Far from Moses having received the Law (Torah) from Yahweh upon Sinai, the Hebrews - we are told - had derived their laws and statutes from, once again, a pagan-inspired Law Code, that of King Hammurabi of Babylon, conventionally dated centuries before Moses. The famous Hammurabi has been slid up and down the time scale by chronologists. He is thought by some to equate with the biblical Amraphel. I cannot agree with this:


 


“Amraphel King of Shinar” Was Not King Hammurabi


 




 


But it is generally considered now by conventionalists that Hammurabi reigned during the C18th BC. Revisionists, of course, disagree with this, some having tried a c. C15th BC dating for him, whilst others have dragged Hammurabi all the way down to the time of Solomon. Now, if Hammurabi were a contemporary of Solomon, then there could be no question of his Law Code having any influencing power over the Law of Moses at Sinai. (For my suggested location of the Holy Mountain (following Professor Immanuel Anati), see:


 


True Mount Sinai in the Paran Desert


 




 


Now, I fully accept the chronological model according to which King Hammurabi belonged to the era of Solomon - who was, of course, a follower of Moses. Moreover, I have suggested further that Solomon’s ally, Hiram, was the powerful Amorite king, Iarim Lim, and that Zimri-Lim was Solomon’s foe, Rezon (Rezin):


 


Hammurabi the Great King of Babylon was King Solomon


 




 


Zimri Lim to be Re-Located to Era of King Solomon


 




 


The Law Code of Hammurabi would now be regarded as being inspired by Hebrew Law, the Torah flowing through the Davidic dynasty into the ancient “nations” (as discussed in 1.).


 


Moses and Sargon of Akkad


 


The Exodus story of the baby Moses placed in the reed basket by his mother and consigned to the river, is inevitably compared with a very similar account about baby Sargon. Sargon conventionally, like Hammurabi, is dated to well before Moses. So, inevitably again, the non-Hebrew tale is said to have influenced the Hebrew one.

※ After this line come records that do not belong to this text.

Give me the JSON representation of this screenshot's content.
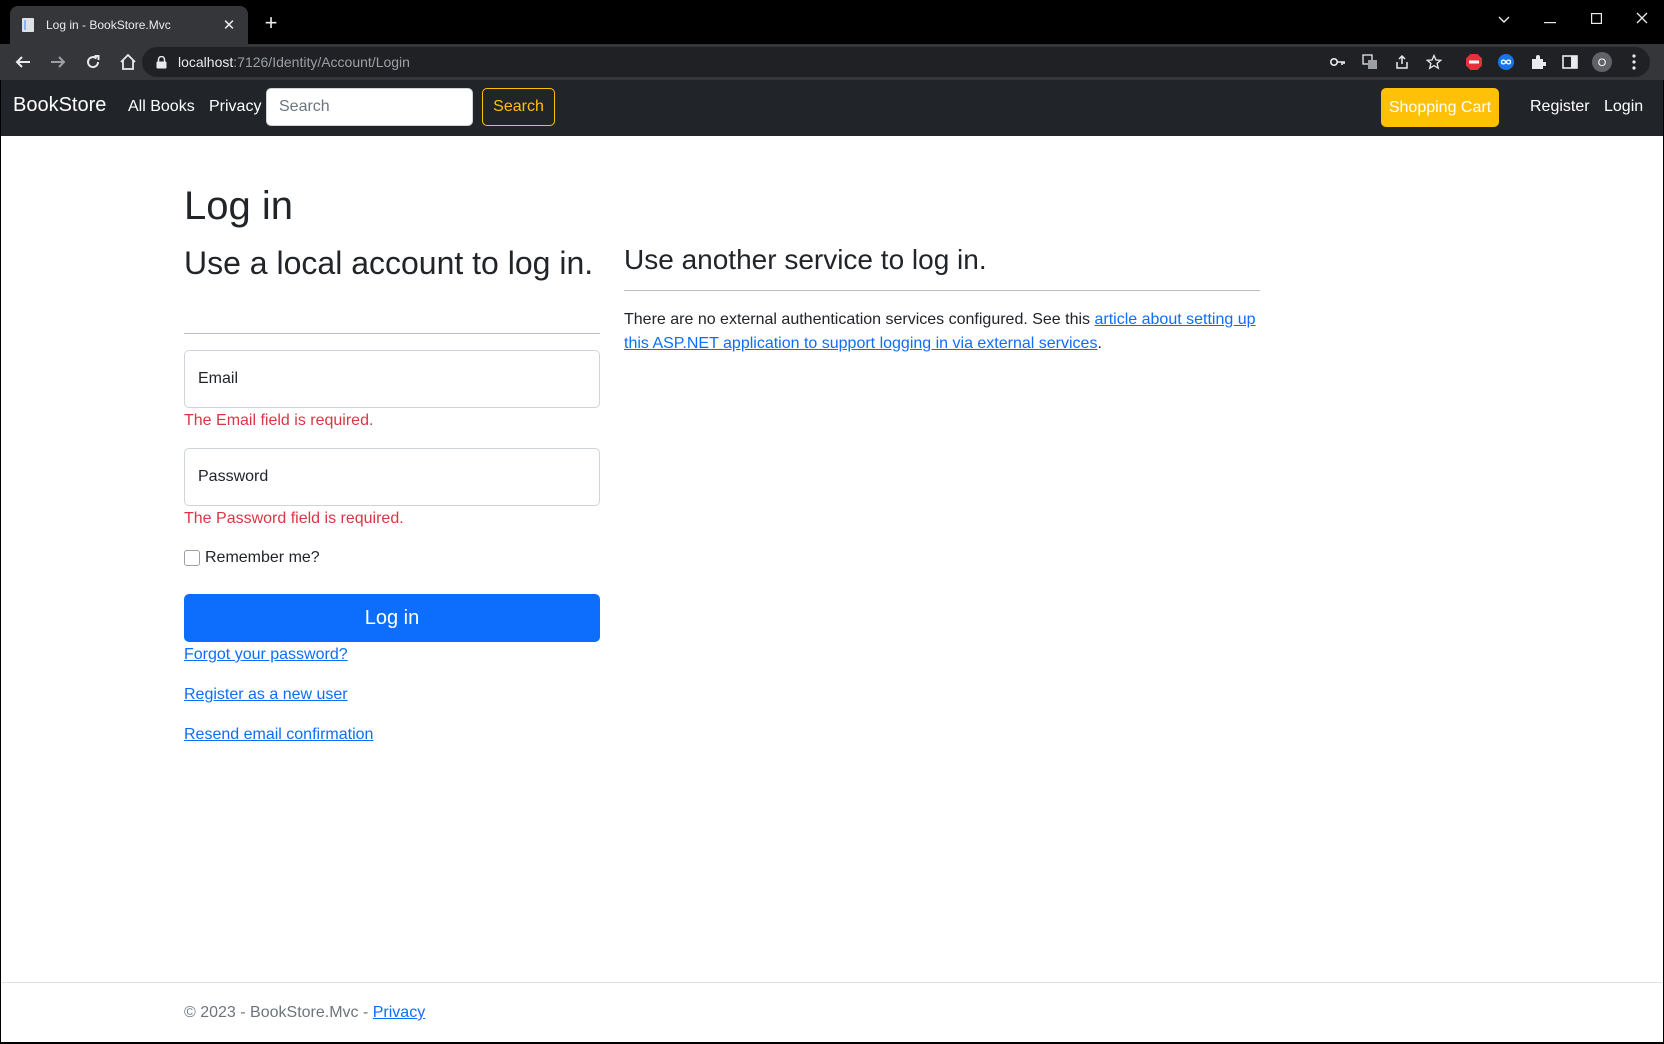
{
  "browser": {
    "tab_title": "Log in - BookStore.Mvc",
    "tab_close": "✕",
    "new_tab": "+",
    "url_host": "localhost",
    "url_rest": ":7126/Identity/Account/Login",
    "profile_initial": "O"
  },
  "navbar": {
    "brand": "BookStore",
    "all_books": "All Books",
    "privacy": "Privacy",
    "search_placeholder": "Search",
    "search_button": "Search",
    "cart_button": "Shopping Cart",
    "register": "Register",
    "login": "Login"
  },
  "main": {
    "title": "Log in",
    "local_heading": "Use a local account to log in.",
    "email_label": "Email",
    "email_error": "The Email field is required.",
    "password_label": "Password",
    "password_error": "The Password field is required.",
    "remember_label": "Remember me?",
    "login_button": "Log in",
    "forgot_link": "Forgot your password?",
    "register_link": "Register as a new user",
    "resend_link": "Resend email confirmation",
    "external_heading": "Use another service to log in.",
    "external_text": "There are no external authentication services configured. See this ",
    "external_link": "article about setting up this ASP.NET application to support logging in via external services",
    "external_text_end": "."
  },
  "footer": {
    "copyright": "© 2023 - BookStore.Mvc - ",
    "privacy_link": "Privacy"
  },
  "colors": {
    "navbar_bg": "#212529",
    "primary": "#0d6efd",
    "warning": "#ffc107",
    "danger": "#dc3545"
  }
}
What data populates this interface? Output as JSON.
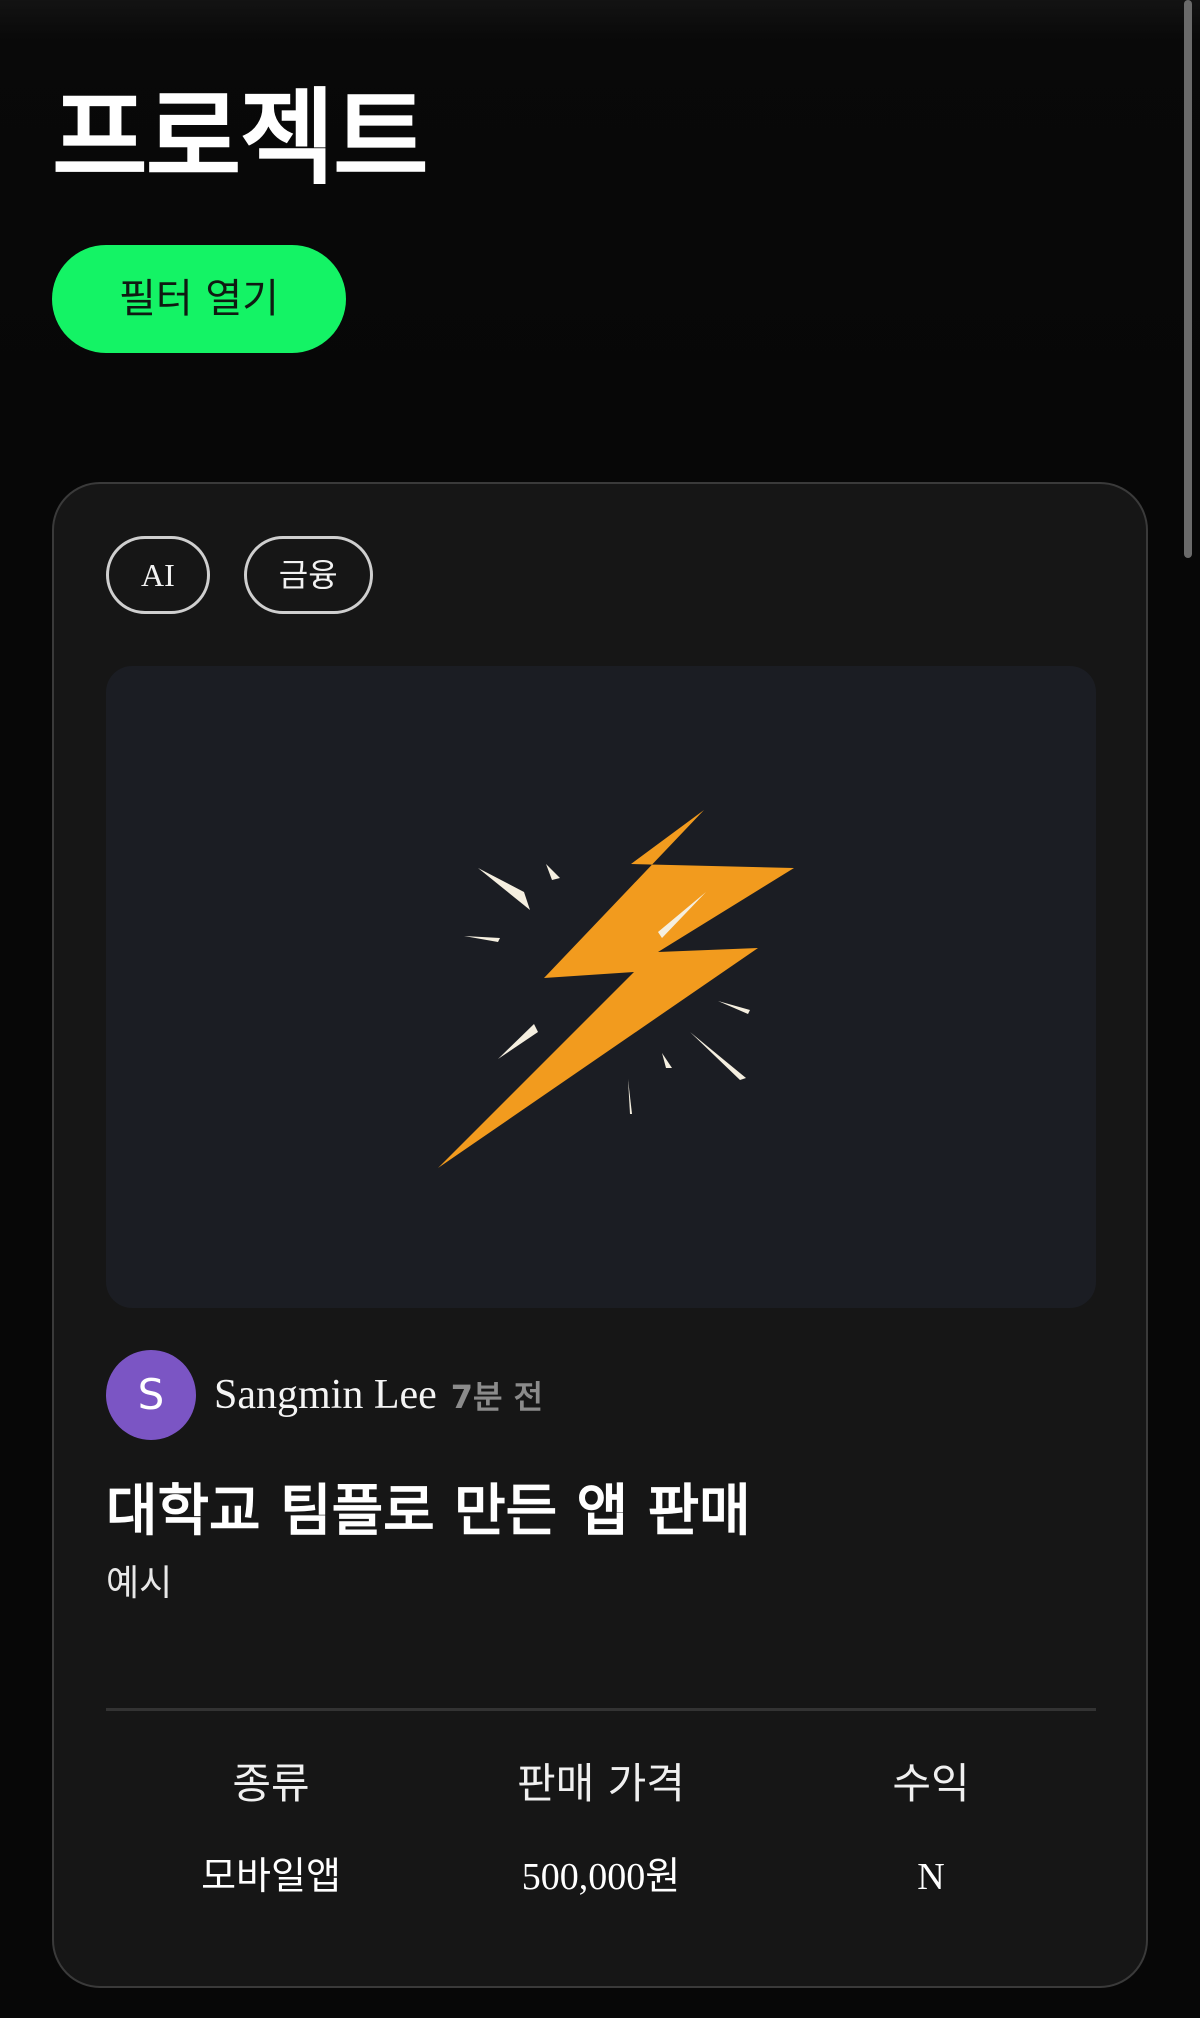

In the case of Sargon of Akkad (unlike that of Hammurabi, Hatshepsut, or Akhnaton), I have come to accept that he did actually pre-date the biblical person who is said to have borrowed from him – namely, Moses (Exodus story).


For Sargon biblically identified (well pre-dating Moses), see: 


 


Sargon of Akkad (Nimrod) as ‘Divine’ Shulgi of Ur III


 




 


But some new perspectives may now be needed.


Firstly, the Sargonic legends are probably late Assyro-Babylonian, and so composed much later than the era of Moses.


And, secondly, a ground-breaking article (2011) by Anne Habermehl:


 


Where in the World Is the Tower of Babel?


 




 


sees the re-location of the biblical ‘land of Shinar’ to NE Syria (the Sinjar region), with the possibility that the hitherto unidentified city of Akkad is to be found at the modern site of Tell Brak. This could spell a further blow to the supposed Babylonian influences in the Bible.


 


Conclusion to 2.


 


The inspired Hebrew Torah was by no means a product of the pagan nations. But instead it served to bring justice and enlightenment to them.